Darkness on the border

At 1:46 p.m., the bus leaves to a seven-hour journey to the Macedonian border. Most of the people in the group fall sleep, exhausted. Mohamed, the former marathon runner from Iraq, says he feels tired but can't get his eyes closed. First, he was nervous because of the crossing. Then, he was afraid someone would steal something from the tents. After that, the ship was rocking way too much. And right now, the passenger in the back seat won't stop talking. Plus, the passenger has a cellphone that keeps making bird sounds.

”It's been eight days since I had a good night of sleep. I wish I could be on a beach, having a cold drink.” he says.

Wakefully, he looks at the mountains through the window, foretelling a new path.

“They are so beautiful. I want to study nature.” he says, thinking about getting a degree in Geology in the future.

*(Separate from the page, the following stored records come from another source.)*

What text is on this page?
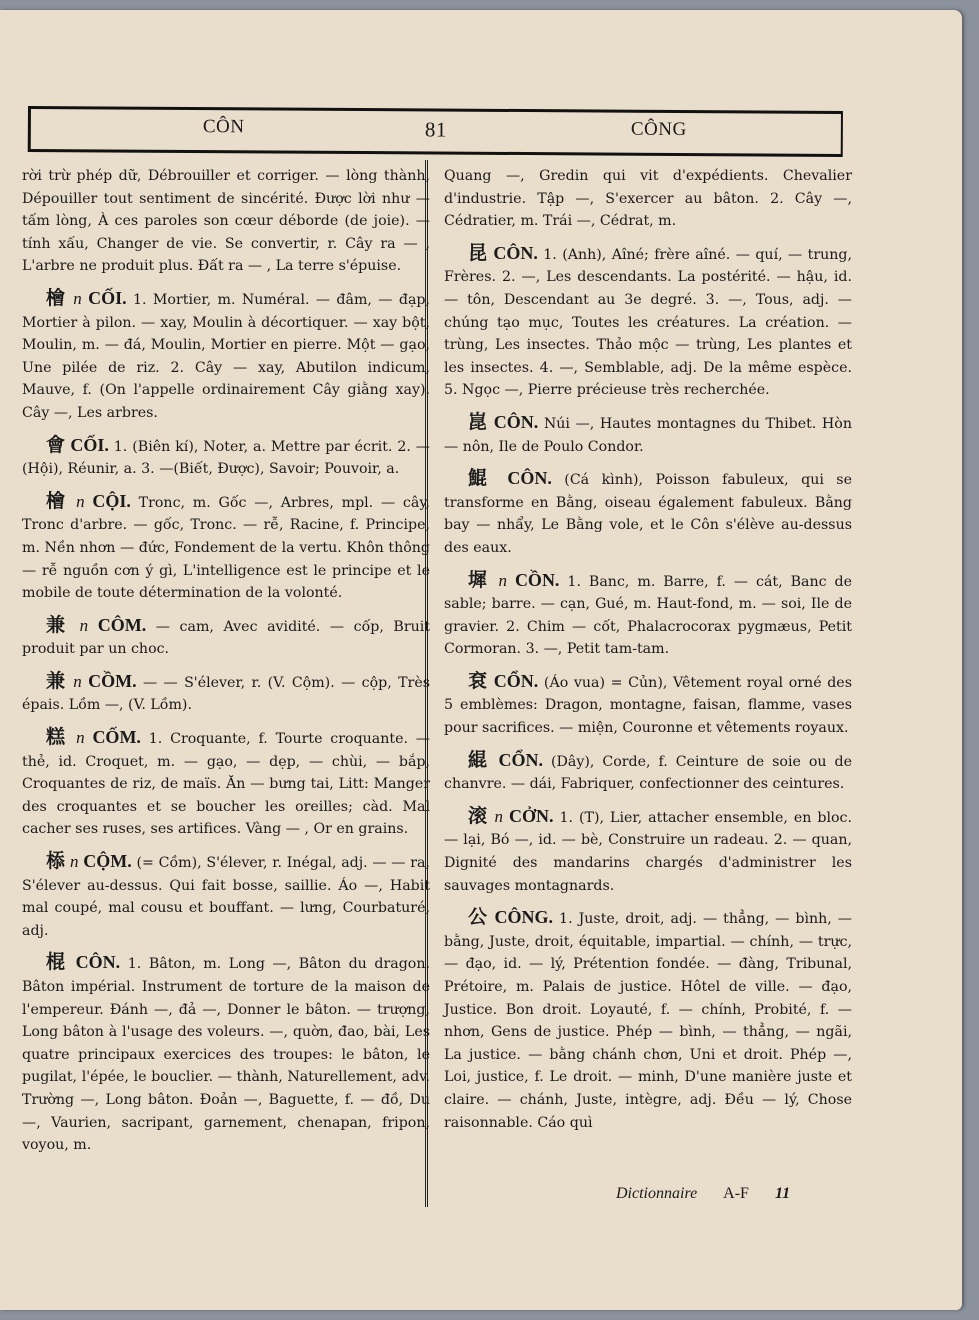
CÔN	81	CÔNG

rời trừ phép dữ, Débrouiller et corriger. — lòng thành, Dépouiller tout sentiment de sincérité. Được lời như — tấm lòng, À ces paroles son cœur déborde (de joie). — tính xấu, Changer de vie. Se convertir, r. Cây ra — , L'arbre ne produit plus. Đất ra — , La terre s'épuise.

檜 n CỐI. 1. Mortier, m. Numéral. — đâm, — đạp, Mortier à pilon. — xay, Moulin à décortiquer. — xay bột, Moulin, m. — đá, Moulin, Mortier en pierre. Một — gạo, Une pilée de riz. 2. Cây — xay, Abutilon indicum, Mauve, f. (On l'appelle ordinairement Cây giằng xay). Cây —, Les arbres.

會 CỐI. 1. (Biên kí), Noter, a. Mettre par écrit. 2. —(Hội), Réunir, a. 3. —(Biết, Được), Savoir; Pouvoir, a.

檜 n CỘI. Tronc, m. Gốc —, Arbres, mpl. — cây, Tronc d'arbre. — gốc, Tronc. — rễ, Racine, f. Principe, m. Nền nhơn — đức, Fondement de la vertu. Khôn thông — rễ nguồn cơn ý gì, L'intelligence est le principe et le mobile de toute détermination de la volonté.

兼 n CÔM. — cam, Avec avidité. — cốp, Bruit produit par un choc.

兼 n CỒM. — — S'élever, r. (V. Cộm). — cộp, Très épais. Lồm —, (V. Lồm).

糕 n CỐM. 1. Croquante, f. Tourte croquante. — thẻ, id. Croquet, m. — gạo, — dẹp, — chùi, — bắp, Croquantes de riz, de maïs. Ăn — bưng tai, Litt: Manger des croquantes et se boucher les oreilles; càd. Mal cacher ses ruses, ses artifices. Vàng — , Or en grains.

㮇 n CỘM. (= Cồm), S'élever, r. Inégal, adj. — — ra, S'élever au-dessus. Qui fait bosse, saillie. Áo —, Habit mal coupé, mal cousu et bouffant. — lưng, Courbaturé, adj.

棍 CÔN. 1. Bâton, m. Long —, Bâton du dragon. Bâton impérial. Instrument de torture de la maison de l'empereur. Đánh —, đả —, Donner le bâton. — trượng, Long bâton à l'usage des voleurs. —, quờn, đao, bài, Les quatre principaux exercices des troupes: le bâton, le pugilat, l'épée, le bouclier. — thành, Naturellement, adv. Trường —, Long bâton. Đoản —, Baguette, f. — đồ, Du —, Vaurien, sacripant, garnement, chenapan, fripon, voyou, m.

Quang —, Gredin qui vit d'expédients. Chevalier d'industrie. Tập —, S'exercer au bâton. 2. Cây —, Cédratier, m. Trái —, Cédrat, m.

昆 CÔN. 1. (Anh), Aîné; frère aîné. — quí, — trung, Frères. 2. —, Les descendants. La postérité. — hậu, id. — tôn, Descendant au 3e degré. 3. —, Tous, adj. — chúng tạo mục, Toutes les créatures. La création. — trùng, Les insectes. Thảo mộc — trùng, Les plantes et les insectes. 4. —, Semblable, adj. De la même espèce. 5. Ngọc —, Pierre précieuse très recherchée.

崑 CÔN. Núi —, Hautes montagnes du Thibet. Hòn — nôn, Ile de Poulo Condor.

鯤 CÔN. (Cá kình), Poisson fabuleux, qui se transforme en Bằng, oiseau également fabuleux. Bằng bay — nhẩy, Le Bằng vole, et le Côn s'élève au-dessus des eaux.

墀 n CỒN. 1. Banc, m. Barre, f. — cát, Banc de sable; barre. — cạn, Gué, m. Haut-fond, m. — soi, Ile de gravier. 2. Chim — cốt, Phalacrocorax pygmæus, Petit Cormoran. 3. —, Petit tam-tam.

袞 CỔN. (Áo vua) = Củn), Vêtement royal orné des 5 emblèmes: Dragon, montagne, faisan, flamme, vases pour sacrifices. — miện, Couronne et vêtements royaux.

緄 CỔN. (Dây), Corde, f. Ceinture de soie ou de chanvre. — dái, Fabriquer, confectionner des ceintures.

滚 n CỞN. 1. (T), Lier, attacher ensemble, en bloc. — lại, Bó —, id. — bè, Construire un radeau. 2. — quan, Dignité des mandarins chargés d'administrer les sauvages montagnards.

公 CÔNG. 1. Juste, droit, adj. — thẳng, — bình, — bằng, Juste, droit, équitable, impartial. — chính, — trực, — đạo, id. — lý, Prétention fondée. — đàng, Tribunal, Prétoire, m. Palais de justice. Hôtel de ville. — đạo, Justice. Bon droit. Loyauté, f. — chính, Probité, f. — nhơn, Gens de justice. Phép — bình, — thẳng, — ngãi, La justice. — bằng chánh chơn, Uni et droit. Phép —, Loi, justice, f. Le droit. — minh, D'une manière juste et claire. — chánh, Juste, intègre, adj. Đều — lý, Chose raisonnable. Cáo quì

Dictionnaire A-F 11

After a seven hour trip, the bus is nearing the border with Macedonia. At 9:50 pm, Ghazi puts the shoes on the children, preparing them for the hike which is about to happen. At a 10 minute distance from the point of arrival, the border between Greece and Macedonia, an outcry can be heard inside the bus. One of the travelers doesn't have his documents. A new roll call is made amid heated arguments. The atmosphere is tense once again.

Shortly after 10:00 pm, the bus pulls over to a dark shoulder. The tour reaches the first boundary. Everyone steps out of the bus in an apprehensive mood. A few weeks before, Macedonian security forces had fired grenades and tear gas to disperse migrants. The confrontation happened shortly after the country had declared state of emergency following the massive influx of refugees to its borders.

The uncertainty about what awaits the group on this night tenses up the beginning of the journey, paced by the sound of steps on the gravel underneath the tracks.